Gaby se puso histérica ante la expresión de gozo de su compañera. Cirocco se comió la otra mitad y se puso a lanzar miradas codiciosas sobre el dulce que Gaby había dejado a su lado en tanto se esforzaba por mantenerse seria.
—Si lo vas a guardar para el desayuno, tendrás que montar guardia toda la noche.
—Oh, no te preocupes. Tengo suficientes buenas maneras para saber que el postre va después de la comida.

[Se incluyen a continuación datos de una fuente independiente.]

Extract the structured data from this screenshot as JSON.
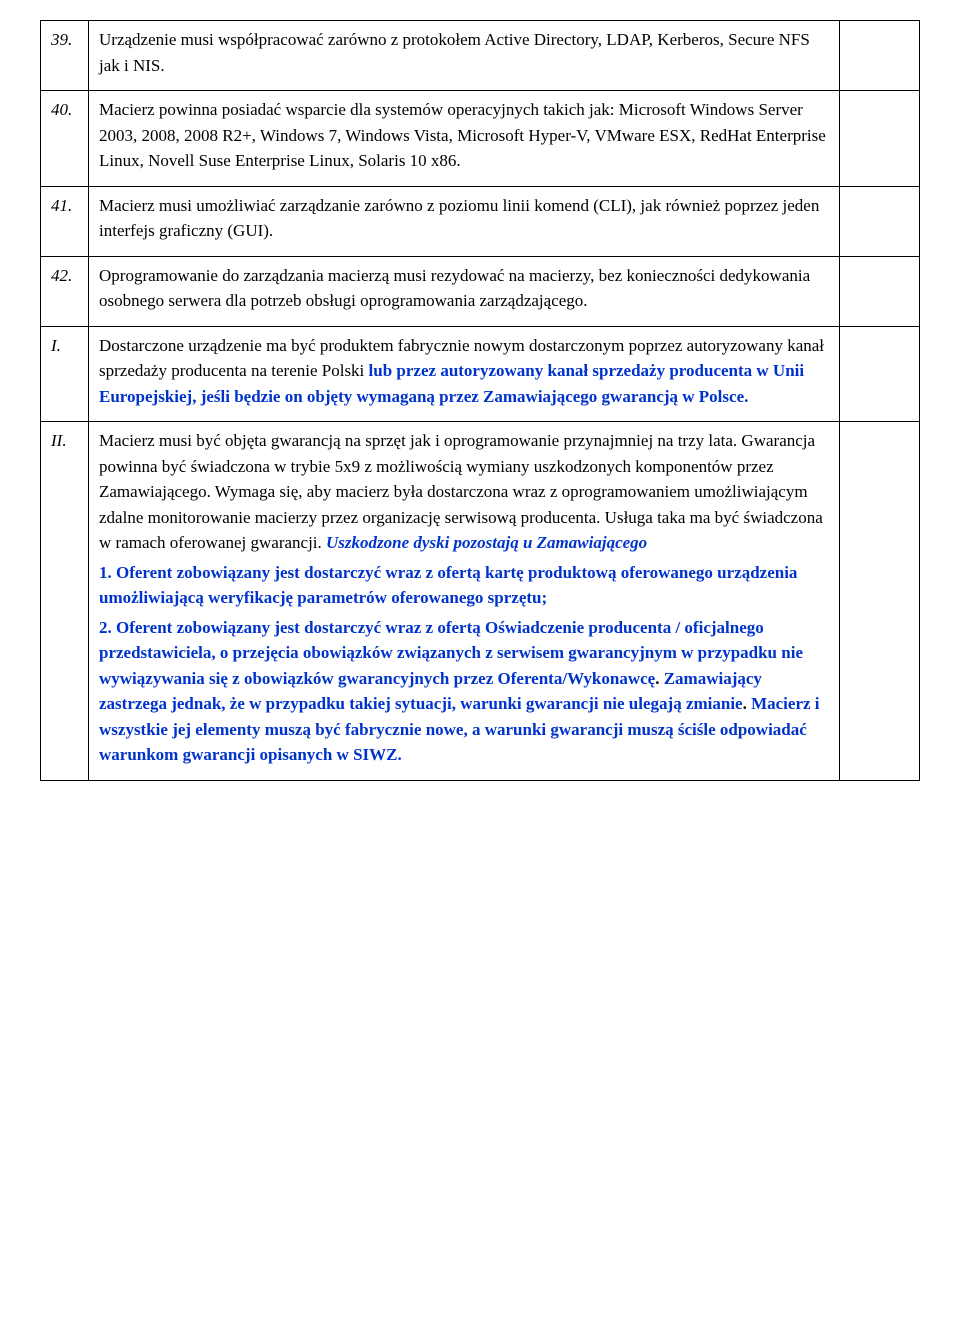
{
  "rows": [
    {
      "num": "39.",
      "segments": [
        {
          "text": "Urządzenie musi współpracować zarówno z protokołem Active Directory, LDAP, Kerberos, Secure NFS jak i NIS."
        }
      ]
    },
    {
      "num": "40.",
      "segments": [
        {
          "text": "Macierz powinna posiadać wsparcie dla systemów operacyjnych takich jak: Microsoft Windows Server 2003, 2008, 2008 R2+, Windows 7, Windows Vista, Microsoft Hyper-V, VMware ESX, RedHat Enterprise Linux, Novell Suse Enterprise Linux, Solaris 10 x86."
        }
      ]
    },
    {
      "num": "41.",
      "segments": [
        {
          "text": "Macierz musi umożliwiać zarządzanie zarówno z poziomu linii komend (CLI), jak również poprzez jeden interfejs graficzny (GUI)."
        }
      ]
    },
    {
      "num": "42.",
      "segments": [
        {
          "text": "Oprogramowanie do zarządzania macierzą musi rezydować na macierzy, bez konieczności dedykowania osobnego serwera dla potrzeb obsługi oprogramowania zarządzającego."
        }
      ]
    },
    {
      "num": "I.",
      "segments": [
        {
          "text": "Dostarczone urządzenie ma być produktem fabrycznie nowym dostarczonym poprzez autoryzowany kanał sprzedaży producenta na terenie Polski "
        },
        {
          "text": "lub  przez autoryzowany kanał sprzedaży producenta w Unii Europejskiej, jeśli będzie on objęty wymaganą przez Zamawiającego gwarancją w Polsce.",
          "cls": "blue"
        }
      ]
    },
    {
      "num": "II.",
      "segments": [
        {
          "text": "Macierz musi być objęta gwarancją na sprzęt jak i oprogramowanie przynajmniej na trzy lata. Gwarancja powinna być świadczona w trybie 5x9 z możliwością wymiany uszkodzonych komponentów przez Zamawiającego. Wymaga się, aby macierz była dostarczona wraz z oprogramowaniem umożliwiającym zdalne monitorowanie macierzy przez organizację serwisową producenta. Usługa taka ma być świadczona w ramach oferowanej gwarancji. "
        },
        {
          "text": "Uszkodzone dyski pozostają u Zamawiającego",
          "cls": "blue-italic"
        },
        {
          "text": "1. Oferent zobowiązany jest dostarczyć wraz z ofertą kartę produktową oferowanego urządzenia umożliwiającą weryfikację parametrów oferowanego sprzętu;",
          "cls": "blue",
          "break": true
        },
        {
          "text": "2. Oferent zobowiązany jest dostarczyć wraz z ofertą Oświadczenie producenta / oficjalnego przedstawiciela, o przejęcia obowiązków związanych z serwisem gwarancyjnym w przypadku nie wywiązywania się z obowiązków gwarancyjnych przez Oferenta/Wykonawcę",
          "cls": "blue",
          "break": true
        },
        {
          "text": ". ",
          "cls": "bold"
        },
        {
          "text": "Zamawiający zastrzega jednak, że w przypadku takiej sytuacji, warunki gwarancji nie ulegają zmianie",
          "cls": "blue"
        },
        {
          "text": ". ",
          "cls": "bold"
        },
        {
          "text": "Macierz i wszystkie jej elementy muszą być fabrycznie nowe, a warunki gwarancji muszą ściśle odpowiadać warunkom gwarancji opisanych w SIWZ.",
          "cls": "blue"
        }
      ]
    }
  ]
}
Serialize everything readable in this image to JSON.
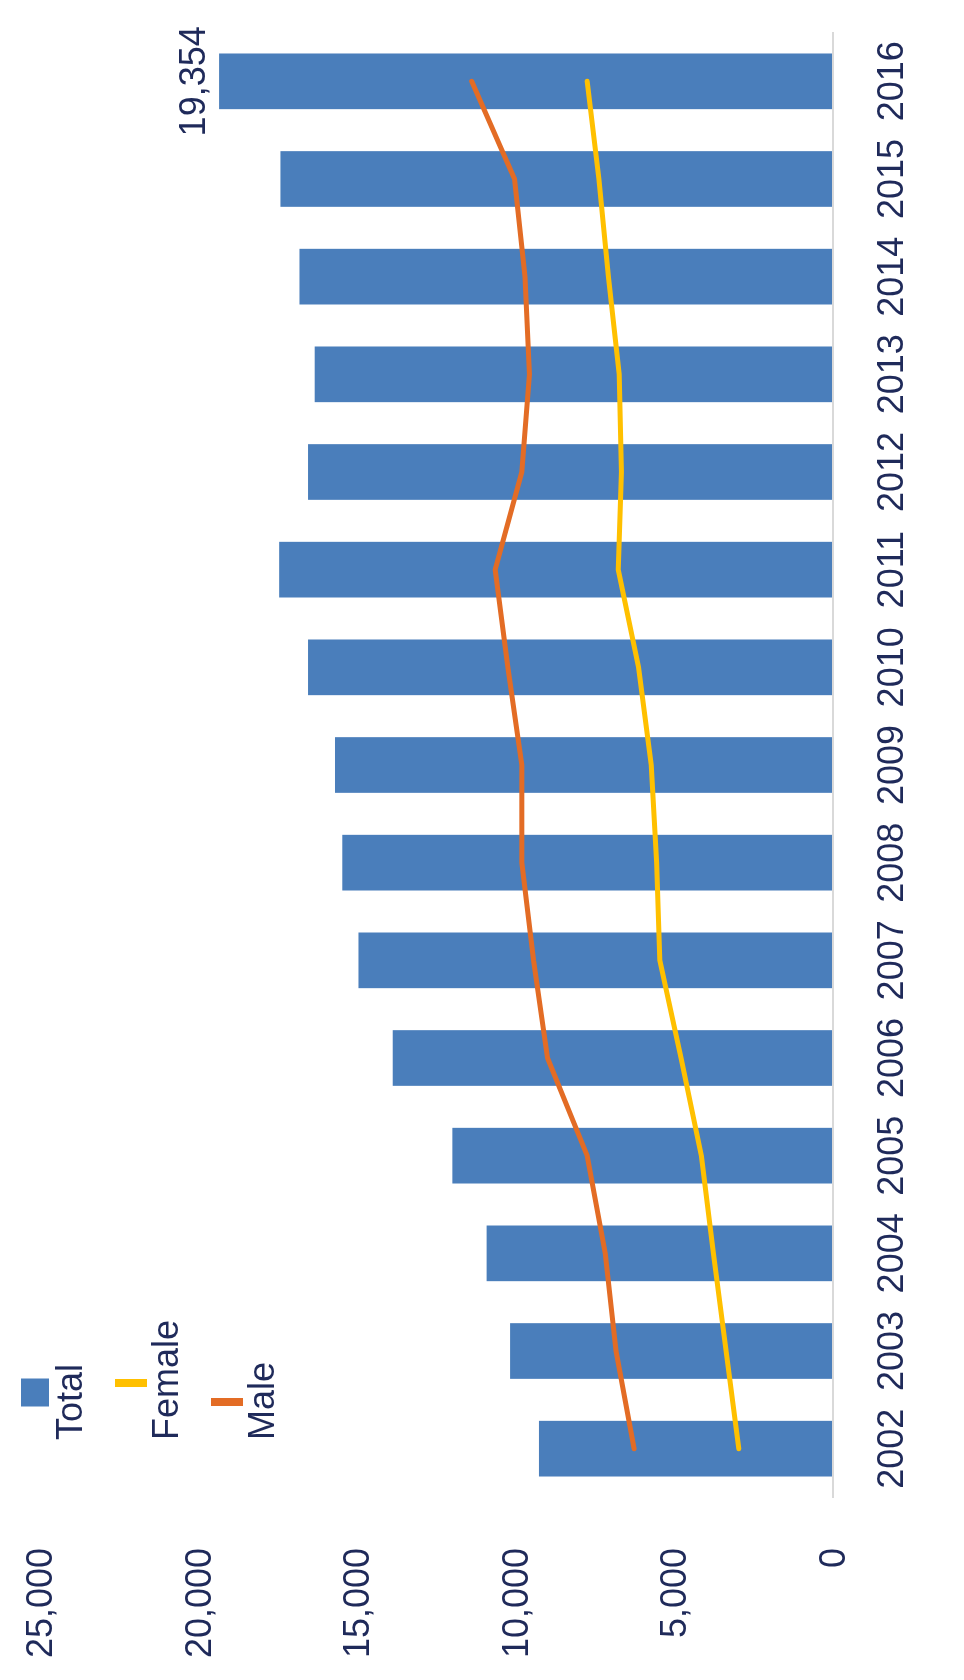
{
  "chart_data": {
    "type": "bar",
    "orientation": "horizontal",
    "categories": [
      "2016",
      "2015",
      "2014",
      "2013",
      "2012",
      "2011",
      "2010",
      "2009",
      "2008",
      "2007",
      "2006",
      "2005",
      "2004",
      "2003",
      "2002"
    ],
    "series": [
      {
        "name": "Total",
        "color": "#4a7ebb",
        "values": [
          19354,
          17420,
          16820,
          16340,
          16550,
          17460,
          16550,
          15700,
          15470,
          14960,
          13880,
          12000,
          10920,
          10180,
          9270
        ],
        "value_labels": [
          "19,354",
          null,
          null,
          null,
          null,
          null,
          null,
          null,
          null,
          null,
          null,
          null,
          null,
          null,
          null
        ]
      },
      {
        "name": "Female",
        "type": "line",
        "color": "#ffc000",
        "values": [
          7750,
          7380,
          7080,
          6740,
          6670,
          6770,
          6130,
          5730,
          5560,
          5460,
          4790,
          4150,
          3770,
          3370,
          2970
        ]
      },
      {
        "name": "Male",
        "type": "line",
        "color": "#e36c25",
        "values": [
          11390,
          10040,
          9710,
          9570,
          9810,
          10650,
          10250,
          9810,
          9810,
          9440,
          9000,
          7750,
          7180,
          6840,
          6270
        ]
      }
    ],
    "xlim": [
      25000,
      0
    ],
    "xticks": [
      {
        "value": 25000,
        "label": "25,000"
      },
      {
        "value": 20000,
        "label": "20,000"
      },
      {
        "value": 15000,
        "label": "15,000"
      },
      {
        "value": 10000,
        "label": "10,000"
      },
      {
        "value": 5000,
        "label": "5,000"
      },
      0
    ],
    "grid": false,
    "legend": "bottom left",
    "marker": "none",
    "line_style": "solid"
  }
}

Gaby se tomó cinco parsimoniosos minutos en desenvolver el dulce, y otro buen rato en examinarlo críticamente, farfullando sin remedio ante las payasadas de Cirocco. Rocky hizo una imitación pasable de un cocker spaniel ante la mesa servida y un pillo sin hogar frente al escaparate de una pastelería, y se quedó boquiabierta cuando Gaby, por fin, se llevó el dulce a la boca.
Cirocco se divertía tanto, que le dolió estar preguntándose —mientras olisqueaba ansiosamente con la cara pegada a la de Gaby— si aquella bobada era sensata. Estaba claro que Gaby se sentía en el paraíso con tantas atenciones; su rostro enrojecía de alegría y excitación, sus ojos chispeaban.
¿Por qué ella, Cirocco, no podía limitarse a gozar de la situación sin tensiones?
Tuvo que dejar que parte de su preocupación se manifestara pues Gaby se puso bruscamente seria. Tocó la mano de Cirocco y la miró con apremio, después movió lentamente la cabeza de un lado a otro. Ninguna de las dos se atrevió a hablar, aunque Gaby acababa de expresar con más claridad que con palabras: “No tienes nada que temer de mí”.
Cirocco sonrió, y Gaby hizo lo mismo. Rebañaron los restos del guiso con los platos cerca de la boca y sin preocuparse por los buenos modales.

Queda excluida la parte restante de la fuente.